Extended Data Fig. 1: Bioinformatic identification and conservation of II-C Cas9s.
From: Pro-CRISPR PcrIIC1-associated Cas9 system for enhanced bacterial immunity

a, Pipeline of identifying novel Cas9 systems from self-collected dataset. b, Length distribution of Cas9s in HBGC dataset. NAG+ Cas9s are denoted as squares in various colours and NAG− Cas9s are denoted as circles in blue. Dashed line marks the size of the smallest NAG+ Cas9 with 1,400 aa. c, Box plot illustrating protein size variation of Cas9s within different types in GEM/HBGC and Makarova NCBI datasets. Protein integrity within each dataset was manually checked with AlphaFold prediction. The number of Cas9s within each group is labelled above each box. The box plots show the minima, maxima, centre, bounds of box and whiskers and percentile with all data points. d, Primary sequence conservative analysis of II-C Cas9s. Identified II-C Cas9s were aligned to CjCas9 to calculate the conservation ratio of each amino acid. Amino acids of CjCas9 with conservation ratio above 0.98 are labelled. Specifically, catalytic amino acids of HNH and RuvC are coloured in red and blue, respectively.
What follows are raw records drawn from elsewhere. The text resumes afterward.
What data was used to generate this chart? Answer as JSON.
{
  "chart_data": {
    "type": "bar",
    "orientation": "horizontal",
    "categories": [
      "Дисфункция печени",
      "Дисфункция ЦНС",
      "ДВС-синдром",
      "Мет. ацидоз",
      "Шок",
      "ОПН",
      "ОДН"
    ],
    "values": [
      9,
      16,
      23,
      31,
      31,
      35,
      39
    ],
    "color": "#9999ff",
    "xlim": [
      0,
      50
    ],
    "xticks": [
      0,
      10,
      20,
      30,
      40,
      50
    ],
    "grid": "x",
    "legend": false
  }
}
They are D8, E479, and D710 in the RuvC domain and H559, N573, and N582 in the HNH domain referenced by CjCas9. The red dashed line marks 0.98 (high conservation) and the black dashed line marks 0.2 (low conservation). e, Left, structural alignment of full-length Cas9 proteins, indicating HNH domains exhibit highly flexible orientation. Right, structural alignment of extracted stand-alone HNH domains, indicating a conserved structure of HNH domains in Cas9 proteins.